Le jugement sera confirmé en ce qu’il a débouté Mme [V] [Y] de sa demande de requalification de sa démission en licenciement sans cause réelle et sérieuse et de toutes ses demandes subséquentes.
Sur les dépens et frais irrépétibles
Le jugement est infirmé sur la charge des dépens et l’application de l’article 700 du code de procédure civile.

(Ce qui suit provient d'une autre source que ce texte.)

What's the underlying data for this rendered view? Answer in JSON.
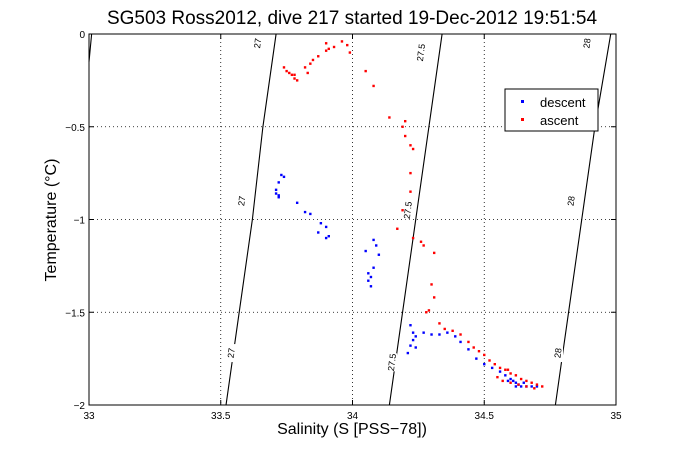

En cause d’appel, la société Pharmevidence est condamnée aux dépens à payer à Mme [V] [Y] la somme de 2000 euros complémentaires au titre de l’article 700 du code de procédure civile.
PAR CES MOTIFS
La Cour, statuant publiquement, par arrêt contradictoire et par mise à disposition au greffe,
Confirme le jugement du conseil de prud’hommes de Saint-Denis de la Réunion en date du 22 novembre 2022 sauf en ce qu’il a dit que la demande en paiement présentée par Mme [V] [Y] au titre de la prime 'manager’ pour l’année 2019- 2020 était prescrite ;
Statuant du chef infimé et ajoutant :
Dit que la demande relative à la prime 'manager’ de Mme [V] [Y] n’est pas prescrite ;
Condamne la SAS Pharmevidence, prise en la personne de son représentant légal, à payer à Mme [T] [V] [Y] les sommes de :
— 9.070,70 euros brut au titre de la prime 'Manager',
— 907,07 euros brut au titre des congés payés afférents à ce rappel de salaire ;
Condamne la SAS Pharmevidence, prise en la personne de son représentant légal, aux dépens de première instance et d’appel ;
Condamne la SAS Pharmevidence, prise en la personne de son représentant légal à payer à Mme [V] [Y] la somme de 2000 euros sur le fondement de l’article 700 du code de procédure civile.
Le présent arrêt a été signé par Madame Corinne JACQUEMIN, présidente de chambre, et par Mme Delphine SCHUFT, greffière à laquelle la minute de la décision a été remise par le magistrat signataire.